Jessica Wade
Editor in Chief
UNO senior Pamela Brodman said that she wouldn’t recognize herself from where she was five years ago.
“It’s definitely quite a dramatic change, but I’m happy with it,” Brodman said.
The 36-year-old, Spanish-born veteran smiled as she talked about an upcoming class trip to Ireland, and she laughed as she pointed out her bright purple hair, a style choice she couldn’t make while serving. In her own words, Brodman is “completely thriving in an academic environment.” But, while Brodman has flourished at UNO, there are still challenges she has—and continues to—overcome.
While serving, Brodman was sexually assaulted, a traumatic experience that would later develop into Post Traumatic Stress Disorder (PTSD).
A severe wrist injury also resulted in chronic pain.
“I had a very deteriorating issue with my wrist where I broke it in six places, and then through repetition at work, I developed very advanced arthritis where they needed to fuse my wrist and so I can’t bend it,” Brodman said. “I lost 90 percent mobility of my wrist, which created a chain of issues with my shoulder, my neck, my back.”
Brodman was medically retired after serving in the Air Force for 15 years, and since retiring has been able to improve her PTSD through EMDR, a therapy treatment meant to disassociate emotions from memory.
Before retiring, Brodman deployed with a fellow linguist named Marcus Brodman to an island in the Caribbean.
“We fell in love there, and about a year and a half or so later, we decided to get married,” Brodman said. “We’ve been married since 2011, we don’t have children, the nature of my health kind of prevents that, but we have dogs—we love dogs.”
The couple fosters dogs for the Humane Society and the Heartland German Sheppard Rescue.
“So, in the year-and-a-half we’ve been fostering, we’ve fostered about 12 dogs and they’ve been great. I don’t care that my house is destroyed, I will not trade that for a minute,” Brodman said. “I think my husband—he loves the dogs as much I do—but I think he tolerates more than anything because it makes me so happy, and I adore him for that.”
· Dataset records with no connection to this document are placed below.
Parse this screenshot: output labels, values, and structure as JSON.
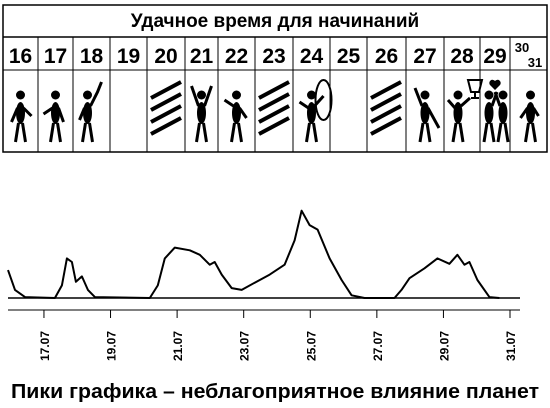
{
  "header": {
    "title": "Удачное время для начинаний",
    "days": [
      "16",
      "17",
      "18",
      "19",
      "20",
      "21",
      "22",
      "23",
      "24",
      "25",
      "26",
      "27",
      "28",
      "29",
      "30",
      "31"
    ]
  },
  "chart_data": {
    "type": "line",
    "color": "#000000",
    "x": [
      15.92,
      16.13,
      16.43,
      17.33,
      17.54,
      17.69,
      17.84,
      17.96,
      18.14,
      18.32,
      18.53,
      20.18,
      20.42,
      20.63,
      20.93,
      21.38,
      21.68,
      21.98,
      22.13,
      22.34,
      22.64,
      22.94,
      23.33,
      23.78,
      24.23,
      24.53,
      24.74,
      24.98,
      25.22,
      25.58,
      25.94,
      26.24,
      26.63,
      27.53,
      27.74,
      27.98,
      28.43,
      28.82,
      29.18,
      29.42,
      29.63,
      29.78,
      30.02,
      30.38,
      30.68
    ],
    "values": [
      31,
      9,
      1,
      0,
      14,
      44,
      40,
      18,
      24,
      9,
      1,
      0,
      14,
      44,
      56,
      53,
      48,
      37,
      40,
      26,
      11,
      9,
      17,
      26,
      37,
      64,
      97,
      81,
      76,
      44,
      20,
      3,
      0,
      0,
      9,
      22,
      33,
      44,
      38,
      48,
      37,
      40,
      20,
      1,
      0
    ],
    "xlim": [
      15.92,
      31.3
    ],
    "ylim": [
      0,
      100
    ],
    "xticks": [
      {
        "value": 17,
        "label": "17.07"
      },
      {
        "value": 19,
        "label": "19.07"
      },
      {
        "value": 21,
        "label": "21.07"
      },
      {
        "value": 23,
        "label": "23.07"
      },
      {
        "value": 25,
        "label": "25.07"
      },
      {
        "value": 27,
        "label": "27.07"
      },
      {
        "value": 29,
        "label": "29.07"
      },
      {
        "value": 31,
        "label": "31.07"
      }
    ],
    "caption": "Пики графика – неблагоприятное влияние планет"
  }
}
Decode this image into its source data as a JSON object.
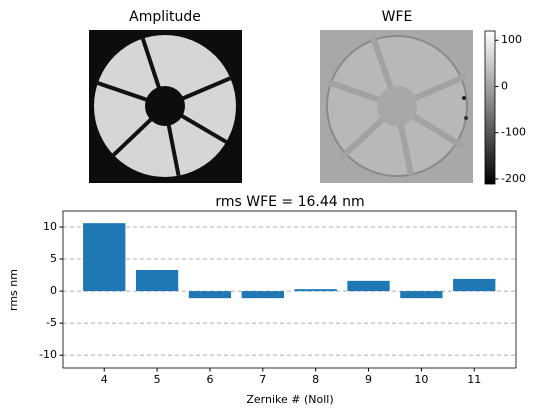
{
  "chart_data": [
    {
      "type": "image",
      "title": "Amplitude"
    },
    {
      "type": "image",
      "title": "WFE",
      "colorbar": {
        "clim": [
          -211,
          120
        ],
        "ticks": [
          100,
          0,
          -100,
          -200
        ]
      }
    },
    {
      "type": "bar",
      "title": "rms WFE = 16.44 nm",
      "xlabel": "Zernike # (Noll)",
      "ylabel": "rms nm",
      "x": [
        4,
        5,
        6,
        7,
        8,
        9,
        10,
        11
      ],
      "values": [
        10.6,
        3.3,
        -1.1,
        -1.1,
        0.3,
        1.6,
        -1.1,
        1.9
      ],
      "color": "#1f77b4",
      "xlim": [
        3.22,
        11.79
      ],
      "ylim": [
        -12,
        12.5
      ],
      "yticks": [
        -10,
        -5,
        0,
        5,
        10
      ],
      "grid": true
    }
  ]
}
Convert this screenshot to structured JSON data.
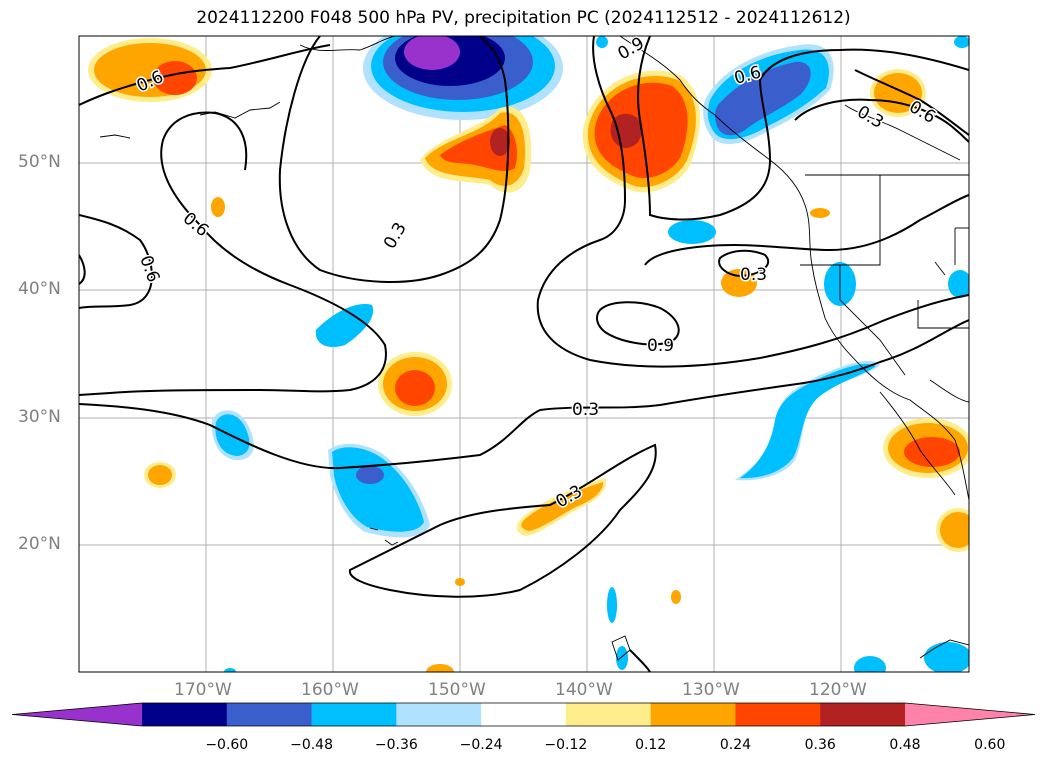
{
  "title": "2024112200 F048 500 hPa PV, precipitation PC (2024112512 - 2024112612)",
  "lat_labels": [
    "50°N",
    "40°N",
    "30°N",
    "20°N"
  ],
  "lon_labels": [
    "170°W",
    "160°W",
    "150°W",
    "140°W",
    "130°W",
    "120°W"
  ],
  "contour_labels": [
    "0.6",
    "0.6",
    "0.6",
    "0.3",
    "0.9",
    "0.3",
    "0.6",
    "0.3",
    "0.9",
    "0.3",
    "0.3",
    "0.6"
  ],
  "colorbar": {
    "ticks": [
      "−0.60",
      "−0.48",
      "−0.36",
      "−0.24",
      "−0.12",
      "0.12",
      "0.24",
      "0.36",
      "0.48",
      "0.60"
    ],
    "colors": [
      "#9932cc",
      "#00008b",
      "#3a5fcd",
      "#00bfff",
      "#b0e2ff",
      "#ffffff",
      "#ffec8b",
      "#ffa500",
      "#ff4500",
      "#b22222",
      "#ff82ab"
    ]
  }
}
After marrying Marcus and medically retiring, Brodman very quickly made plans for her future.
“I was 34, not the exactly the age where you’re like, ‘okay I guess I’m done for my life’,” Brodman said. “I had always wanted to work in the publishing industry either as a publisher, author or an editor of some kind.”
Brodman began her search for the right university.
“All of the research, all of the paths that I went through, they all came down to UNO,” Brodman said. “It had the best language program, one of the best English programs and was rated as one of the best universities for veterans to attend, had the greatest number of student veterans enrolled, and so, to me, it’s like it’s made for me.”
Fluent in Farsi, Spanish, English and “able to get by” in French, Brodman had college credits through the Department of Defense Language Institute and in 2016 enrolled as a junior at UNO.
Brodman credits UNO’s Office of Military and Veteran Services for helping her through her first year at UNO.
“The way that I scheduled my classes I would always have a break in between them, and I would always make a beeline from all of my classes to the Veterans Office and I would sit there until my next class and I would talk to other veterans or the advisors. That was my place to re-center.”
Set to graduate next year, Brodman is pursuing a double major in English and Spanish and a minor in French and is again planning for her future.
“I want to work in publishing, I’d like ideally to climb to the point of being an editor. I’d love to be able to publish my own books and write my own books, which just this March one of my short stories was published in anthology. For me writing and editing, anything to do with words, is magic.”